И, побагровев от ярости, несдержанный Петроковский произнес слово на букву 'б'. Капитан даже покачнулся на своем стуле.
– Вы меня убиваете, старпом! – воскликнул Амираджиби. – Разве вы не могли найти адекватное понятие, но приличное! Например – вакханка! Или гетера! Или – продажная женщина, наконец! Если вы хотите выразить свое отрицательное отношение к известным вам подколодным ягнятам, скажите: они кокотки! А вы в военное время на моем судне выражаетесь, как совсем плохой, нехороший уличный мальчишка. Что подумает про нас доктор? Мы должны быть всегда скромными, исключительно трезвыми и невероятно морально чистоплотными, вот какими мы должны быть, старпом Петроковский! Вам ясно?
– Ясно! – со вздохом сказал старпом и ушел.

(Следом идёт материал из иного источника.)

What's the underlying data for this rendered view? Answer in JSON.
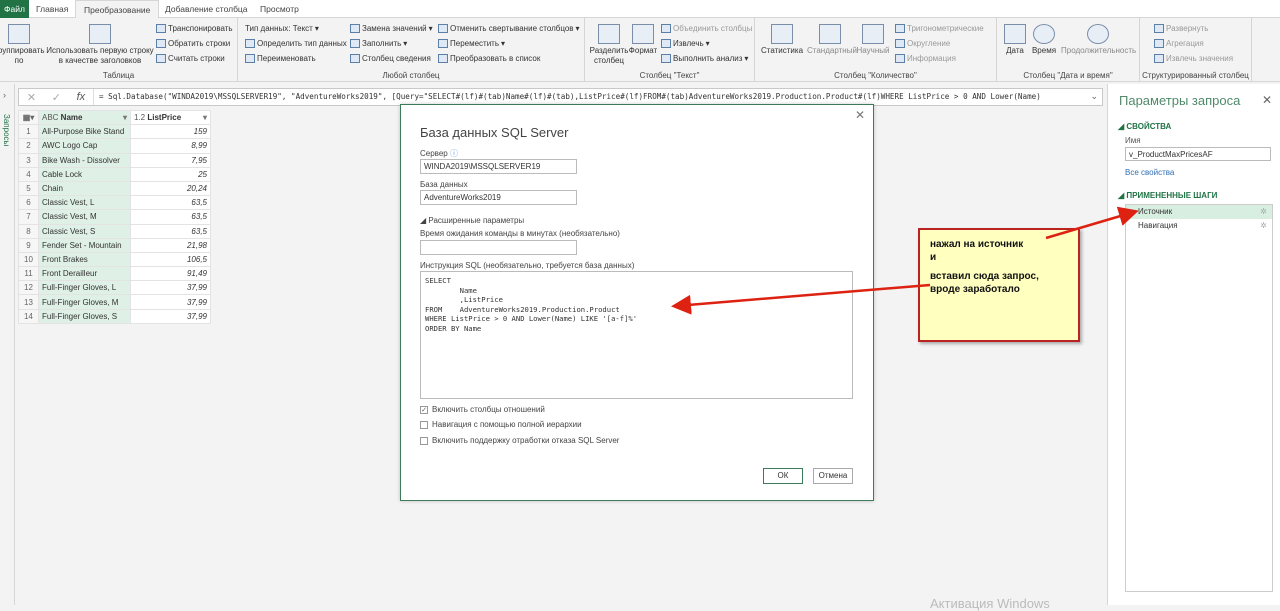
{
  "tabs": [
    "Файл",
    "Главная",
    "Преобразование",
    "Добавление столбца",
    "Просмотр"
  ],
  "ribbon": {
    "table": {
      "label": "Таблица",
      "group": "Группировать по",
      "first_row": "Использовать первую строку в качестве заголовков",
      "transpose": "Транспонировать",
      "reverse": "Обратить строки",
      "count": "Считать строки"
    },
    "any": {
      "label": "Любой столбец",
      "dtype": "Тип данных: Текст",
      "detect": "Определить тип данных",
      "rename": "Переименовать",
      "replace": "Замена значений",
      "fill": "Заполнить",
      "pivot": "Столбец сведения",
      "unpivot": "Отменить свертывание столбцов",
      "move": "Переместить",
      "tolist": "Преобразовать в список"
    },
    "text": {
      "label": "Столбец \"Текст\"",
      "split": "Разделить столбец",
      "format": "Формат",
      "merge": "Объединить столбцы",
      "extract": "Извлечь",
      "parse": "Выполнить анализ"
    },
    "number": {
      "label": "Столбец \"Количество\"",
      "stats": "Статистика",
      "standard": "Стандартный",
      "sci": "Научный",
      "trig": "Тригонометрические",
      "round": "Округление",
      "info": "Информация"
    },
    "date": {
      "label": "Столбец \"Дата и время\"",
      "date": "Дата",
      "time": "Время",
      "duration": "Продолжительность"
    },
    "struct": {
      "label": "Структурированный столбец",
      "expand": "Развернуть",
      "agg": "Агрегация",
      "extract": "Извлечь значения"
    }
  },
  "formula": "= Sql.Database(\"WINDA2019\\MSSQLSERVER19\", \"AdventureWorks2019\", [Query=\"SELECT#(lf)#(tab)Name#(lf)#(tab),ListPrice#(lf)FROM#(tab)AdventureWorks2019.Production.Product#(lf)WHERE ListPrice > 0 AND Lower(Name)",
  "queries_label": "Запросы",
  "grid": {
    "col_name": "Name",
    "col_price": "ListPrice",
    "rows": [
      [
        "1",
        "All-Purpose Bike Stand",
        "159"
      ],
      [
        "2",
        "AWC Logo Cap",
        "8,99"
      ],
      [
        "3",
        "Bike Wash - Dissolver",
        "7,95"
      ],
      [
        "4",
        "Cable Lock",
        "25"
      ],
      [
        "5",
        "Chain",
        "20,24"
      ],
      [
        "6",
        "Classic Vest, L",
        "63,5"
      ],
      [
        "7",
        "Classic Vest, M",
        "63,5"
      ],
      [
        "8",
        "Classic Vest, S",
        "63,5"
      ],
      [
        "9",
        "Fender Set - Mountain",
        "21,98"
      ],
      [
        "10",
        "Front Brakes",
        "106,5"
      ],
      [
        "11",
        "Front Derailleur",
        "91,49"
      ],
      [
        "12",
        "Full-Finger Gloves, L",
        "37,99"
      ],
      [
        "13",
        "Full-Finger Gloves, M",
        "37,99"
      ],
      [
        "14",
        "Full-Finger Gloves, S",
        "37,99"
      ]
    ]
  },
  "dialog": {
    "title": "База данных SQL Server",
    "server_label": "Сервер",
    "server": "WINDA2019\\MSSQLSERVER19",
    "db_label": "База данных",
    "db": "AdventureWorks2019",
    "advanced": "Расширенные параметры",
    "timeout_label": "Время ожидания команды в минутах (необязательно)",
    "sql_label": "Инструкция SQL (необязательно, требуется база данных)",
    "sql": "SELECT\n        Name\n        ,ListPrice\nFROM    AdventureWorks2019.Production.Product\nWHERE ListPrice > 0 AND Lower(Name) LIKE '[a-f]%'\nORDER BY Name",
    "cb1": "Включить столбцы отношений",
    "cb1_checked": true,
    "cb2": "Навигация с помощью полной иерархии",
    "cb3": "Включить поддержку отработки отказа SQL Server",
    "ok": "ОК",
    "cancel": "Отмена"
  },
  "pane": {
    "title": "Параметры запроса",
    "props": "СВОЙСТВА",
    "name_label": "Имя",
    "name": "v_ProductMaxPricesAF",
    "all_props": "Все свойства",
    "steps_label": "ПРИМЕНЕННЫЕ ШАГИ",
    "steps": [
      "Источник",
      "Навигация"
    ]
  },
  "note": {
    "l1": "нажал на источник",
    "l2": "и",
    "l3": "вставил сюда запрос,",
    "l4": "вроде заработало"
  },
  "watermark": "Активация Windows"
}
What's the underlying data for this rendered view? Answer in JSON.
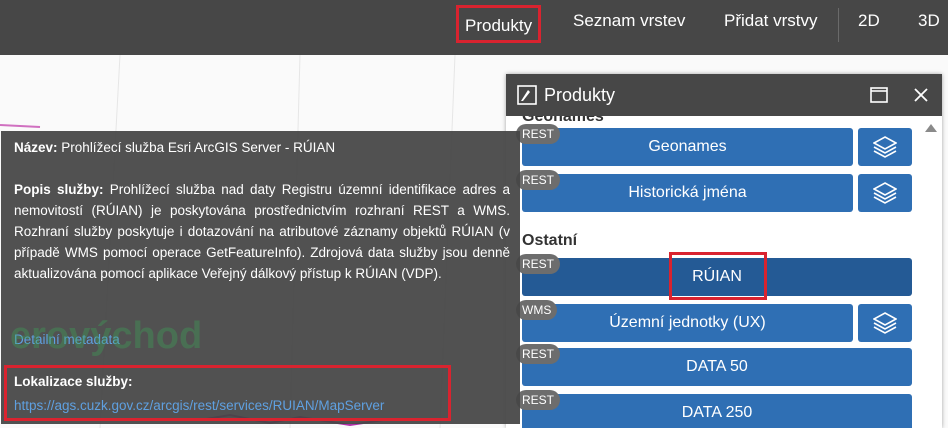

А капитан, стоя у отдраенного иллюминатора, тихонько запел:
О старом гусаре
Замолвите слово,
Ваш муж не пускает меня на постой…
Потом круто повернулся к Володе и спросил:
– Вы идете с нами в этот рейс?
– Кажется.
– Я имею сведения, что вы получили назначение на наше судно.
– В этом роде…
И опять он не вспомнил, зачем его сюда принесло. Наверное, у него был изрядно дикий вид, потому что Амираджиби внимательно в него вглядывался.
– Его дела плохи – этого парня?
– Почему вы так думаете?
– Потому что у меня были инглиши. Очень любезные. Немножко даже слишком очень любезные. Я-то их знаю – этих военных чиновников. Вернее, военно-морских чинуш.
– У него дела неважные, – сказал Устименко. – Они отказались оперировать.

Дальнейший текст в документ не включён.